Veronica, corpo riflesso di un insieme di valori specifici, è colta (nei flashback) nel momento della disperazione più profonda nel letto, luogo narrativo nel cinema del regista inglese (in Shame): la donna solo qui dimostra la sua fragilità e il suo sconforto, nelle carni mollemente abbandonate, svestite dei “panni sociali”, nella mano che cerca nel vuoto colui che tanto ama. Si presenta però anche come una dura virago in eleganti completi, durante la costruzione del colpo, mentre lotta contro i pregiudizi e gli ostacoli, e forma la sua squadra di donne diverse per età, ceto, etnia (un’afroamericana, una latino-americana, una polacca). L’incontro non è privo di frizioni: da una parte c’è il contrasto tra Alice, Linda, Belle e Veronica, colpevole di essere il “capo” e di essere diversa da loro, dall’altra quello tra Veronica e Alice, l’una orgogliosamente afro, risoluta e quasi glaciale, l’altra bionda, statuaria, inadatta a questo “lavoro”. Di fronte alle sue compagne, nel covo in cui organizzano passo dopo passo l’impresa, c’è una guerriera, pallida immagine di quella donna succube in qualche modo dell’amore del marito. In un dialogo con le altre pronuncia parole che sono sintesi di ciò che vuole: «La cosa migliore da fare è essere noi stesse perché nessuno pensa che abbiamo le palle per andare fino in fondo». Questo diventa mantra femminista per loro che desiderano occupare un posto nel mondo, bastare a se stesse, essere esempio per i propri figli – nello stesso dialogo Linda incalza: «Se va tutto a puttane voglio che i miei figli sappiano che non sono rimasta con le mani in mano».
 

L’occhio cinematografico pedina Veronica, spaventata e spietata, sola nella sua odissea, come lo sono stati Bobby, Brandon e Solomon, inquadra i giorni disordinati e convulsi di questa eroina


L’occhio cinematografico pedina Veronica, spaventata e spietata, sola nella sua odissea, come lo sono stati Bobby, Brandon e Solomon, inquadra i giorni disordinati e convulsi di questa eroina con la mano cupa propria di McQueen che mette fisicamente ai lati dello schermo i suoi personaggi, mentre li squarcia nel profondo, ma li guarda anche da vicino con primi e primissimi piani, con la solita maestria e con il solito rigore, quasi geometrico.
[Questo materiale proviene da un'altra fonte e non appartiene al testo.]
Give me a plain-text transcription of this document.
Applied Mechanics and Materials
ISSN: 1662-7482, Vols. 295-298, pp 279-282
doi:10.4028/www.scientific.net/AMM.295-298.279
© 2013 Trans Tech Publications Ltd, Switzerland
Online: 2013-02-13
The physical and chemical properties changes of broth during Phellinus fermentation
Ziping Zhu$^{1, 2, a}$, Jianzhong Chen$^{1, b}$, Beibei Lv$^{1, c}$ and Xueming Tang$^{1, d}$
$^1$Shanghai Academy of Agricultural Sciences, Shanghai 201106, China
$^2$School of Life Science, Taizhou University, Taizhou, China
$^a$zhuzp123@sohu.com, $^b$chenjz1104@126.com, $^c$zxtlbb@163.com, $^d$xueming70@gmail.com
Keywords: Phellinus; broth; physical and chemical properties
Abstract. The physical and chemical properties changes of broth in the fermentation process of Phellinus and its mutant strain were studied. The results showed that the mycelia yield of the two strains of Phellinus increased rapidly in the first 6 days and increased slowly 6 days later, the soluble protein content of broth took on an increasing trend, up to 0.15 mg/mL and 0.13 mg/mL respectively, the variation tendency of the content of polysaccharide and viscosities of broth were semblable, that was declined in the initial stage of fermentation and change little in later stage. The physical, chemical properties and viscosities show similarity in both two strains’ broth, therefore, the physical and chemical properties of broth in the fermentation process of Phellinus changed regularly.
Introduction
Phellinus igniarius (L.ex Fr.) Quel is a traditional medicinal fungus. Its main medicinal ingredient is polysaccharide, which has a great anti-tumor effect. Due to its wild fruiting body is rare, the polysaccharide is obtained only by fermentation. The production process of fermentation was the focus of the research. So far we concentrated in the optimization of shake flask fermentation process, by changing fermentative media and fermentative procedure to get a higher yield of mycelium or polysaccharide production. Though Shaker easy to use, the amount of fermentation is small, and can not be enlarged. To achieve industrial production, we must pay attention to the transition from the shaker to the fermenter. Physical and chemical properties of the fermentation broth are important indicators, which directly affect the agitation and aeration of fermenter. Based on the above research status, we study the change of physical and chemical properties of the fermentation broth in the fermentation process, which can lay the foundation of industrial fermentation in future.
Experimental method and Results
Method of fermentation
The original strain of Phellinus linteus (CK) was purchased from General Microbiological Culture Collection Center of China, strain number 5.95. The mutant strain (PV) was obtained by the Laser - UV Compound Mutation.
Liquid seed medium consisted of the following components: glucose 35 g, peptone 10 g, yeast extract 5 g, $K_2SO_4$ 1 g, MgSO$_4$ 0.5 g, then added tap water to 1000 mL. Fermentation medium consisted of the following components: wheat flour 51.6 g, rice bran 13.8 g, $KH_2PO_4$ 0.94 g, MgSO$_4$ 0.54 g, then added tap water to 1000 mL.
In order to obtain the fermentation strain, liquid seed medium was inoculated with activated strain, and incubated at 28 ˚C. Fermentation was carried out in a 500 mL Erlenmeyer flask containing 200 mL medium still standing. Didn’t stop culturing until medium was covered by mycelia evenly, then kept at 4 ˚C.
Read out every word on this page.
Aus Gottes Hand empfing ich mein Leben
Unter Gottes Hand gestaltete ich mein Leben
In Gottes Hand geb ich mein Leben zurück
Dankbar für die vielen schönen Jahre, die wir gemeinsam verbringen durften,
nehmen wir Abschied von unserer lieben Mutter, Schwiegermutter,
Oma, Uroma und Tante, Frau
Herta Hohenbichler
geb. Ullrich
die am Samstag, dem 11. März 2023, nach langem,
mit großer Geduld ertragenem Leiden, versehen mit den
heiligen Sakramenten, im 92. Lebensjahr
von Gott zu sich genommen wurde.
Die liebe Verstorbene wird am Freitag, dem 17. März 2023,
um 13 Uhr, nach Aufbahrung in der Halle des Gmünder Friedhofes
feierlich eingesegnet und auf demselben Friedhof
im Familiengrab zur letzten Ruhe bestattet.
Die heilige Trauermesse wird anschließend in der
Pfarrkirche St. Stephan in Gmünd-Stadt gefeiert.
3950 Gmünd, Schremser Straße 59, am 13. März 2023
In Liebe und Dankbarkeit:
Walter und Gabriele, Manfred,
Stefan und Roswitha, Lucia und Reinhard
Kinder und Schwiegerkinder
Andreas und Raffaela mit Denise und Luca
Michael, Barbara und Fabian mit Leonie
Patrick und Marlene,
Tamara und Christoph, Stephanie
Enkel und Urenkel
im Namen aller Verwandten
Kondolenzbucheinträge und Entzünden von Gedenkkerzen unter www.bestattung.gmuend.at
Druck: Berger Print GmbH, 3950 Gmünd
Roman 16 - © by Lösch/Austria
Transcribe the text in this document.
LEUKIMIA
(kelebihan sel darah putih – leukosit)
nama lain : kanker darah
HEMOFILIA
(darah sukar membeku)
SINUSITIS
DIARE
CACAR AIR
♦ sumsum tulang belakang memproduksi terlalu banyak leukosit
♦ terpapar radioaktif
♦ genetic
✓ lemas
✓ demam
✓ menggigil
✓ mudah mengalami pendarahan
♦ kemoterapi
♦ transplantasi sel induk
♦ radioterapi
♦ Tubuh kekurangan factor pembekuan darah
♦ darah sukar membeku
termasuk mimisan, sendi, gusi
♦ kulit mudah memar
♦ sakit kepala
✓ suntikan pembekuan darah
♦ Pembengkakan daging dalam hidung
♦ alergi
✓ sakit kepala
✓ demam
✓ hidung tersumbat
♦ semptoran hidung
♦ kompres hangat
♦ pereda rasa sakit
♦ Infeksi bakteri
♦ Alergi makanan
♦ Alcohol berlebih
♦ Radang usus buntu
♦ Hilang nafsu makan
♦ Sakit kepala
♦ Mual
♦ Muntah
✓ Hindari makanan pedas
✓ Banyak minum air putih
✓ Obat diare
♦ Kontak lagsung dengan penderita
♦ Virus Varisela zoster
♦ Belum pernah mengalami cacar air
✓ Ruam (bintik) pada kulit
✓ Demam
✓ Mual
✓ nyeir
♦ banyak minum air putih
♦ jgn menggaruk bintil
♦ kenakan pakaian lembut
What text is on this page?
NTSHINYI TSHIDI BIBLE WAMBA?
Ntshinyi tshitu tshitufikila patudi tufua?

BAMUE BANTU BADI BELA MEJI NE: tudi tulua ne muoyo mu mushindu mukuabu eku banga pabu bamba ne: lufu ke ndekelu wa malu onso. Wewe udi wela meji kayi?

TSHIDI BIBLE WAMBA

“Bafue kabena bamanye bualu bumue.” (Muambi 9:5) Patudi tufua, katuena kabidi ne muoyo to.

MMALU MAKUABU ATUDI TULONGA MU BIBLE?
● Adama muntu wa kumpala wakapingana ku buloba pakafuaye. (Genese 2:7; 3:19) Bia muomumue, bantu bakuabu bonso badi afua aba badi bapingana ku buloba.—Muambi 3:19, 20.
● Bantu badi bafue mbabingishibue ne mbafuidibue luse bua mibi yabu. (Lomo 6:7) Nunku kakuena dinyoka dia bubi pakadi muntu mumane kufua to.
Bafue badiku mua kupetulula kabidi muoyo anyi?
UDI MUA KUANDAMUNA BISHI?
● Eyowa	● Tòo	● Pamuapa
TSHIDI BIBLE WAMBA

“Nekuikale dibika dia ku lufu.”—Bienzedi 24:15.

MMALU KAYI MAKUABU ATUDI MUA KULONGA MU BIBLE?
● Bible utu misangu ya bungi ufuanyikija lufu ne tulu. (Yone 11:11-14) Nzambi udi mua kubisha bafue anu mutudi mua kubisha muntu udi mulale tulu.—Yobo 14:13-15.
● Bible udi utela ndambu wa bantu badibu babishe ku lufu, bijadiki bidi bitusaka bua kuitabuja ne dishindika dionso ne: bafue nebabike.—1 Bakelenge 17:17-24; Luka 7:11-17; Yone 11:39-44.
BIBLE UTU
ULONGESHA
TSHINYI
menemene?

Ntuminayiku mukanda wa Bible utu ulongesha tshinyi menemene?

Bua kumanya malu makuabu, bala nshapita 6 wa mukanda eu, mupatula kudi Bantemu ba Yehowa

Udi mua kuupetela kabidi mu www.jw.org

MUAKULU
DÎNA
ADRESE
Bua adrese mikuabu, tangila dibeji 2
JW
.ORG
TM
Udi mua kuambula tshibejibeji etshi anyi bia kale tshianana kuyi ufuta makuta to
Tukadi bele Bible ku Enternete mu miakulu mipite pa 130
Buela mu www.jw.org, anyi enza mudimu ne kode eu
Veronica, come una pantera, cammina indisturbata per poi attaccare il nemico, non indietreggia e rompe gli schemi, così McQueen fa con il genere che scompone e ricompone a suo piacimento. Widows è un thriller elegante e raffinato, asettico ma profondo in cui si riverbera la sua filmografia. La via crucis di Veronica e delle sue compagne è un chiaro manifesto di un periodo storico ben preciso, stravolto e impoverito, un urlo sommesso ma potente di libertà e di emancipazione, di un gruppo di emarginate che rompe le catene nel momento in cui tocca il fondo.